Après une saison 2022 décimée par les chutes (Liège-Bastogne-Liège et la Vuelta), le double champion du monde en titre l’affirme : il ne sera pas à 100%. Si impressionnant lors de son titre à Louvain l’an dernier, il faut tout de même se méfier d’Alaphilippe. Même sans une préparation optimale, il sera au départ pour tenter de peser sur la course.
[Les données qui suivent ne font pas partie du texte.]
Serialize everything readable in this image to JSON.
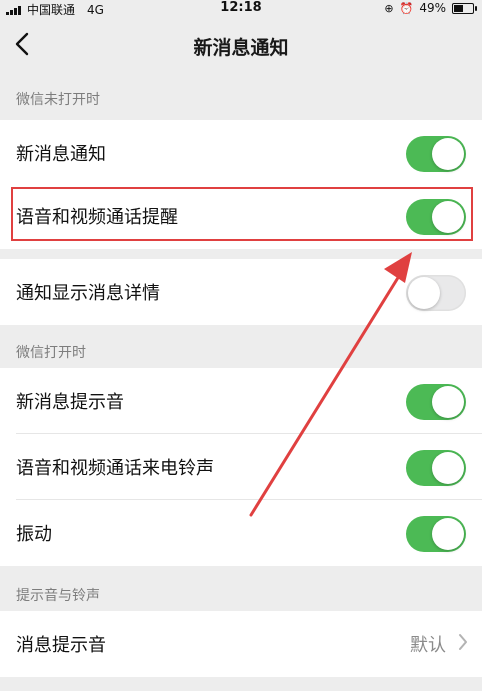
{
  "status_bar": {
    "carrier": "中国联通",
    "network": "4G",
    "time": "12:18",
    "battery": "49%",
    "battery_level": 0.49
  },
  "nav": {
    "back_icon": "chevron-left-icon",
    "title": "新消息通知"
  },
  "sections": [
    {
      "header": "微信未打开时",
      "items": [
        {
          "label": "新消息通知",
          "toggle": true
        },
        {
          "label": "语音和视频通话提醒",
          "toggle": true,
          "highlighted": true
        },
        {
          "label": "通知显示消息详情",
          "toggle": false
        }
      ]
    },
    {
      "header": "微信打开时",
      "items": [
        {
          "label": "新消息提示音",
          "toggle": true
        },
        {
          "label": "语音和视频通话来电铃声",
          "toggle": true
        },
        {
          "label": "振动",
          "toggle": true
        }
      ]
    },
    {
      "header": "提示音与铃声",
      "items": [
        {
          "label": "消息提示音",
          "value": "默认"
        }
      ]
    }
  ],
  "colors": {
    "toggle_on": "#4cba55",
    "toggle_off": "#e9e9ea",
    "annotation": "#e04040",
    "background": "#ededed"
  }
}
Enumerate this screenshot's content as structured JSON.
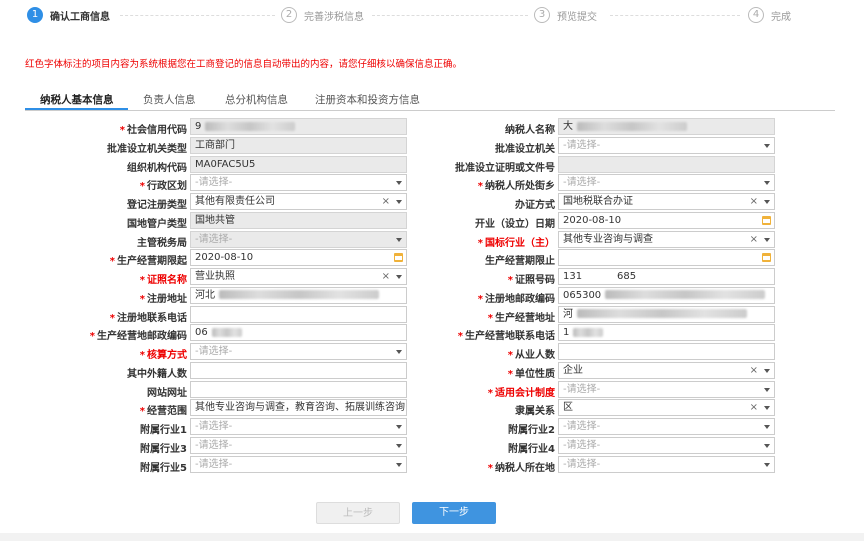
{
  "steps": [
    {
      "num": "1",
      "label": "确认工商信息"
    },
    {
      "num": "2",
      "label": "完善涉税信息"
    },
    {
      "num": "3",
      "label": "预览提交"
    },
    {
      "num": "4",
      "label": "完成"
    }
  ],
  "notice": "红色字体标注的项目内容为系统根据您在工商登记的信息自动带出的内容，请您仔细核以确保信息正确。",
  "tabs": [
    "纳税人基本信息",
    "负责人信息",
    "总分机构信息",
    "注册资本和投资方信息"
  ],
  "placeholder": "-请选择-",
  "rows": [
    {
      "l_label": "社会信用代码",
      "l_value": "9",
      "r_label": "纳税人名称",
      "r_value": "大"
    },
    {
      "l_label": "批准设立机关类型",
      "l_value": "工商部门",
      "r_label": "批准设立机关",
      "r_value": ""
    },
    {
      "l_label": "组织机构代码",
      "l_value": "MA0FAC5U5",
      "r_label": "批准设立证明或文件号",
      "r_value": ""
    },
    {
      "l_label": "行政区划",
      "l_value": "",
      "r_label": "纳税人所处街乡",
      "r_value": ""
    },
    {
      "l_label": "登记注册类型",
      "l_value": "其他有限责任公司",
      "r_label": "办证方式",
      "r_value": "国地税联合办证"
    },
    {
      "l_label": "国地管户类型",
      "l_value": "国地共管",
      "r_label": "开业（设立）日期",
      "r_value": "2020-08-10"
    },
    {
      "l_label": "主管税务局",
      "l_value": "",
      "r_label": "国标行业（主）",
      "r_value": "其他专业咨询与调查"
    },
    {
      "l_label": "生产经营期限起",
      "l_value": "2020-08-10",
      "r_label": "生产经营期限止",
      "r_value": ""
    },
    {
      "l_label": "证照名称",
      "l_value": "营业执照",
      "r_label": "证照号码",
      "r_value": "131           685"
    },
    {
      "l_label": "注册地址",
      "l_value": "河北",
      "r_label": "注册地邮政编码",
      "r_value": "065300"
    },
    {
      "l_label": "注册地联系电话",
      "l_value": "",
      "r_label": "生产经营地址",
      "r_value": "河"
    },
    {
      "l_label": "生产经营地邮政编码",
      "l_value": "06",
      "r_label": "生产经营地联系电话",
      "r_value": "1"
    },
    {
      "l_label": "核算方式",
      "l_value": "",
      "r_label": "从业人数",
      "r_value": ""
    },
    {
      "l_label": "其中外籍人数",
      "l_value": "",
      "r_label": "单位性质",
      "r_value": "企业"
    },
    {
      "l_label": "网站网址",
      "l_value": "",
      "r_label": "适用会计制度",
      "r_value": ""
    },
    {
      "l_label": "经营范围",
      "l_value": "其他专业咨询与调查，教育咨询、拓展训练咨询（",
      "r_label": "隶属关系",
      "r_value": "区"
    },
    {
      "l_label": "附属行业1",
      "l_value": "",
      "r_label": "附属行业2",
      "r_value": ""
    },
    {
      "l_label": "附属行业3",
      "l_value": "",
      "r_label": "附属行业4",
      "r_value": ""
    },
    {
      "l_label": "附属行业5",
      "l_value": "",
      "r_label": "纳税人所在地",
      "r_value": ""
    }
  ],
  "buttons": {
    "prev": "上一步",
    "next": "下一步"
  },
  "colors": {
    "accent": "#2f8fe6",
    "required": "#e00000",
    "readonly_bg": "#eaeaea"
  }
}
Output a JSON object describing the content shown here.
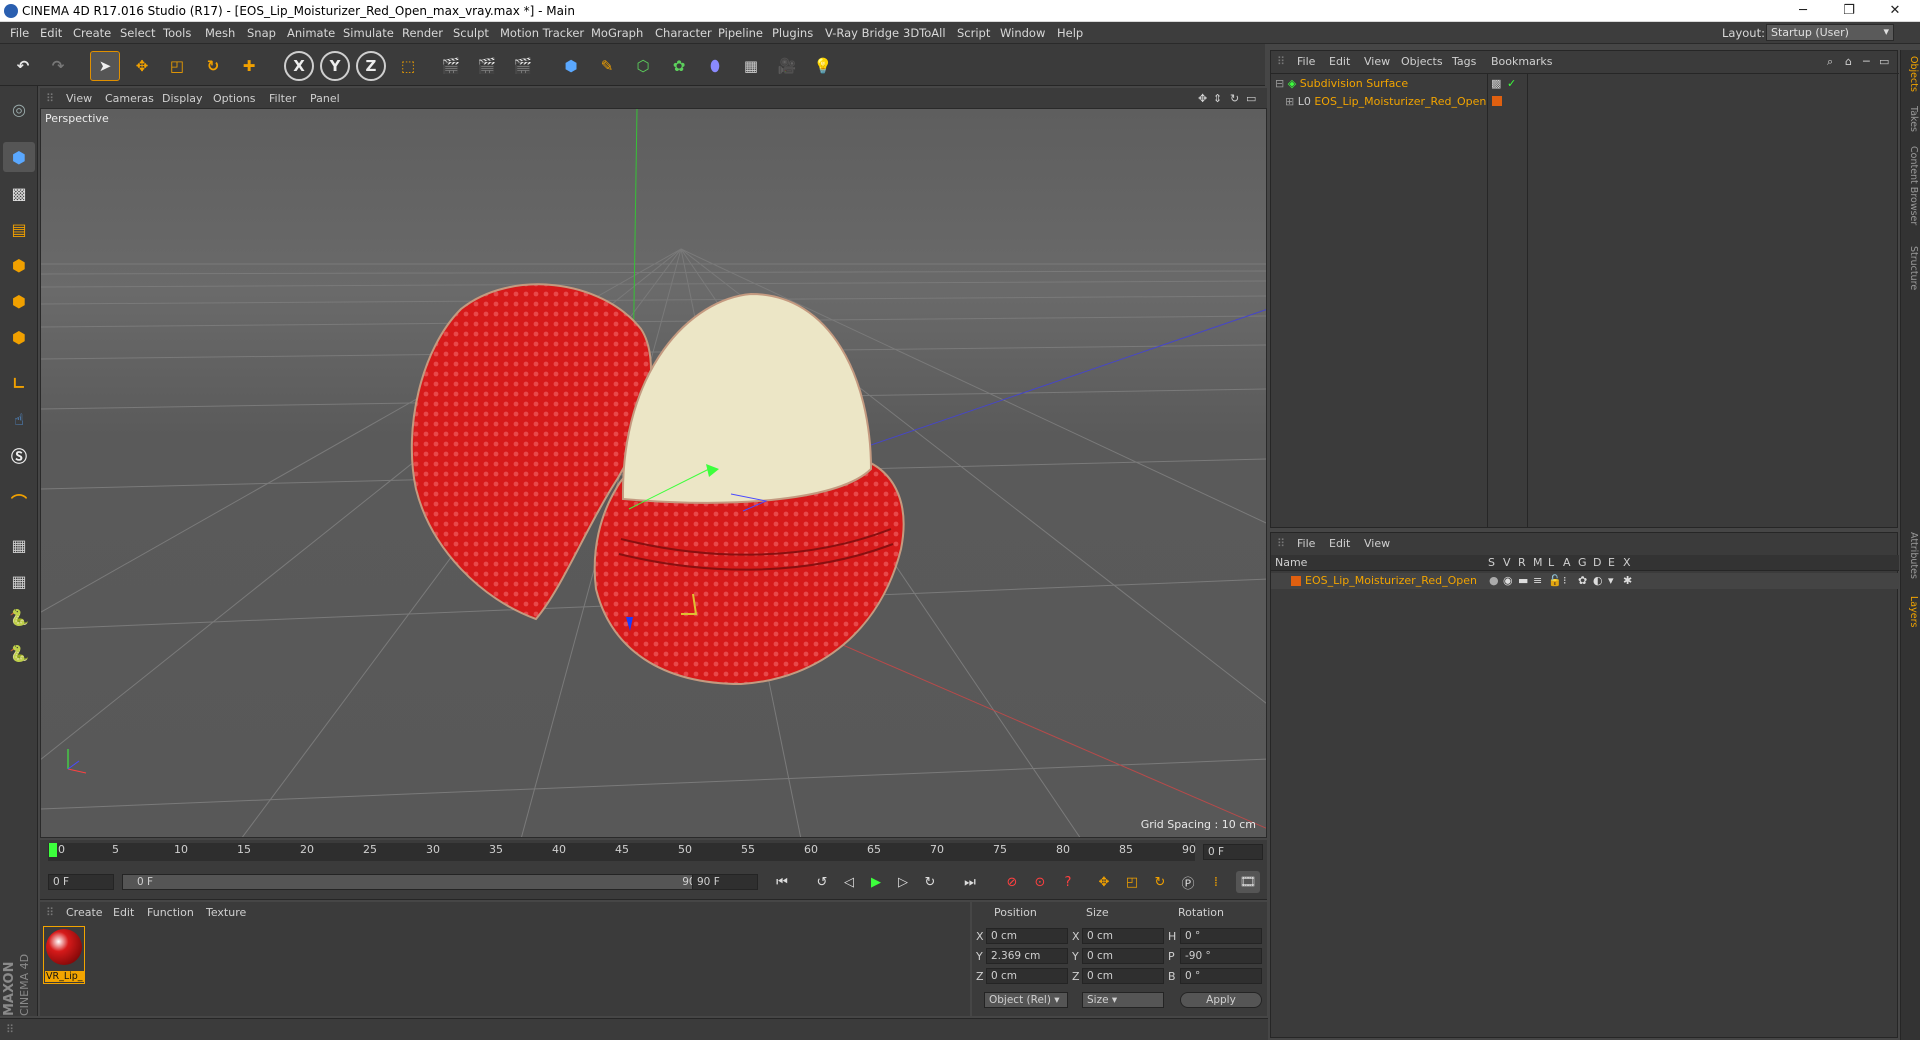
{
  "window": {
    "title": "CINEMA 4D R17.016 Studio (R17) - [EOS_Lip_Moisturizer_Red_Open_max_vray.max *] - Main",
    "min": "─",
    "max": "❐",
    "close": "✕"
  },
  "menu": [
    "File",
    "Edit",
    "Create",
    "Select",
    "Tools",
    "Mesh",
    "Snap",
    "Animate",
    "Simulate",
    "Render",
    "Sculpt",
    "Motion Tracker",
    "MoGraph",
    "Character",
    "Pipeline",
    "Plugins",
    "V-Ray Bridge",
    "3DToAll",
    "Script",
    "Window",
    "Help"
  ],
  "layout": {
    "label": "Layout:",
    "value": "Startup (User)"
  },
  "toolbar": {
    "x": "X",
    "y": "Y",
    "z": "Z"
  },
  "viewport": {
    "menu": [
      "View",
      "Cameras",
      "Display",
      "Options",
      "Filter",
      "Panel"
    ],
    "label": "Perspective",
    "grid_spacing": "Grid Spacing : 10 cm"
  },
  "timeline": {
    "ticks": [
      "0",
      "5",
      "10",
      "15",
      "20",
      "25",
      "30",
      "35",
      "40",
      "45",
      "50",
      "55",
      "60",
      "65",
      "70",
      "75",
      "80",
      "85",
      "90"
    ],
    "current_frame": "0 F",
    "start": "0 F",
    "range_start": "0 F",
    "range_end": "90 F",
    "end": "90 F"
  },
  "materials": {
    "menu": [
      "Create",
      "Edit",
      "Function",
      "Texture"
    ],
    "items": [
      {
        "label": "VR_Lip_"
      }
    ],
    "brand_top": "MAXON",
    "brand_bottom": "CINEMA 4D"
  },
  "coords": {
    "headers": [
      "Position",
      "Size",
      "Rotation"
    ],
    "rows": [
      {
        "axis": "X",
        "pos": "0 cm",
        "saxis": "X",
        "size": "0 cm",
        "raxis": "H",
        "rot": "0 °"
      },
      {
        "axis": "Y",
        "pos": "2.369 cm",
        "saxis": "Y",
        "size": "0 cm",
        "raxis": "P",
        "rot": "-90 °"
      },
      {
        "axis": "Z",
        "pos": "0 cm",
        "saxis": "Z",
        "size": "0 cm",
        "raxis": "B",
        "rot": "0 °"
      }
    ],
    "mode": "Object (Rel)",
    "size_mode": "Size",
    "apply": "Apply"
  },
  "objects": {
    "menu": [
      "File",
      "Edit",
      "View",
      "Objects",
      "Tags",
      "Bookmarks"
    ],
    "items": [
      "Subdivision Surface",
      "EOS_Lip_Moisturizer_Red_Open"
    ]
  },
  "layers": {
    "menu": [
      "File",
      "Edit",
      "View"
    ],
    "name_header": "Name",
    "cols": [
      "S",
      "V",
      "R",
      "M",
      "L",
      "A",
      "G",
      "D",
      "E",
      "X"
    ],
    "item": "EOS_Lip_Moisturizer_Red_Open"
  },
  "rtabs": [
    "Objects",
    "Takes",
    "Content Browser",
    "Structure",
    "Attributes",
    "Layers"
  ],
  "colors": {
    "accent": "#f2a400",
    "green": "#3cff3c",
    "material": "#d61a1a"
  }
}
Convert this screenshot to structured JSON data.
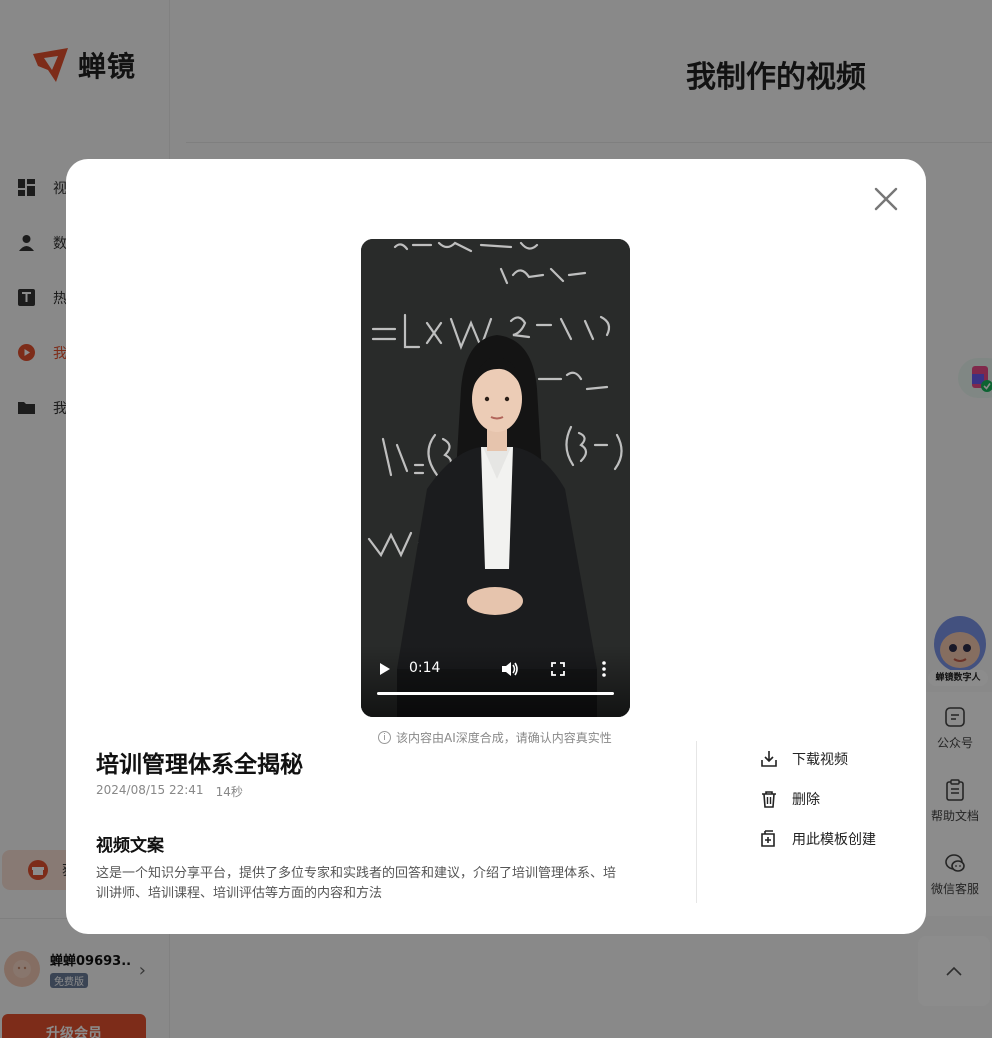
{
  "brand": {
    "name": "蝉镜",
    "accent": "#e4502f"
  },
  "sidebar": {
    "items": [
      {
        "label": "视",
        "icon": "dashboard-icon",
        "active": false
      },
      {
        "label": "数",
        "icon": "person-icon",
        "active": false
      },
      {
        "label": "热",
        "icon": "text-template-icon",
        "active": false
      },
      {
        "label": "我",
        "icon": "play-circle-icon",
        "active": true
      },
      {
        "label": "我",
        "icon": "folder-icon",
        "active": false
      }
    ],
    "promo_label": "获",
    "user_name": "蝉蝉09693...",
    "user_badge": "免费版",
    "upgrade_label": "升级会员"
  },
  "main": {
    "title": "我制作的视频"
  },
  "side_panel": {
    "mascot_label": "蝉镜数字人",
    "items": [
      {
        "label": "公众号",
        "icon": "wechat-official-icon"
      },
      {
        "label": "帮助文档",
        "icon": "clipboard-icon"
      },
      {
        "label": "微信客服",
        "icon": "chat-bubbles-icon"
      }
    ]
  },
  "modal": {
    "video": {
      "current_time": "0:14",
      "progress": 1.0
    },
    "ai_note": "该内容由AI深度合成，请确认内容真实性",
    "title": "培训管理体系全揭秘",
    "date": "2024/08/15 22:41",
    "duration": "14秒",
    "script_heading": "视频文案",
    "script_text": "这是一个知识分享平台，提供了多位专家和实践者的回答和建议，介绍了培训管理体系、培训讲师、培训课程、培训评估等方面的内容和方法",
    "actions": [
      {
        "label": "下载视频",
        "icon": "download-icon"
      },
      {
        "label": "删除",
        "icon": "trash-icon"
      },
      {
        "label": "用此模板创建",
        "icon": "copy-add-icon"
      }
    ]
  }
}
« Je suis un des leaders, mais je ne suis pas leader unique et ça me va très bien. Tout le monde connaît mon état de forme. Il y a des coureurs de l’équipe de France qui ont plus performé que moi ces dernières semaines et à qui la course correspond très bien aussi. Je crois que je serai encore plus content si c’est un de mes collègues qui gagne », indique Alaphilippe au micro de RMC Sport.

Benoît Cosnefroy

Crédit : ASO / Gautier Demouveaux

Invité de dernière minute dans les rangs de l’équipe de France, le Normand ne devait pas participer aux mondiaux. Mais après sa victoire à Québec, Cosnefroy a changé d’avis. Arrivé il y a quelques jours en Australie, il remplace Rémi Cavagna dans la sélection. Nuls doutes qu’il est en grande forme et qu’il sera l’une des pièces maitresses de l’équipe de France lors de ces mondiaux.

Valentin Madouas

Crédit : ASO / Gautier Demouveaux

Il est en grande forme ces dernières semaines. Auteur d’une excellente saison, le Breton a débloqué son compteur début septembre, avec sa victoire lors du Tour du Doubs. La semaine dernière, Madouas a confirmé en remportant deux étapes du Tour de Luxembourg. Dernière rampe de lacement de Julian Alaphilippe l’an passé à Louvain, les rôles seront-ils inversés cette année ?

Christophe Laporte

Crédit : ASO / Charly Lopez

Vainqueur d’étape sur le Tour de France, vainqueur du Tour du Danemark, Christophe Laporte pourrait, lui-aussi, être un prétendant à la victoire finale. Bien qu’il ne soit pas le meilleur grimpeur du peloton, la bosse du parcours, le Mount Pleasant (1,1 km à 7,7%), pourrait correspondre à ses qualités de sprinter-puncheur qui passe bien les bosses. En cas d’arrivée groupée, le Varois aura une belle carte à jouer.

Romain Bardet

Crédit : ASO / Gautier Demouveaux

Moins en vue que ses coéquipiers ces dernières semaines, Romain Bardet pourrait bien nous refaire le coup d’Innsbruck. Lors des championnats du monde 2018, l’Auvergnat, pourtant équipier d’Alaphilippe, avait terminé 2ème, derrière Valverde. « Je ne m’attendais pas à ce que la bosse du circuit soit si dure », confie Bardet après avoir reconnu le parcours. Comme il y a quatre ans, il pourrait profiter de ce rôle d’outsider pour jouer les premiers rôles.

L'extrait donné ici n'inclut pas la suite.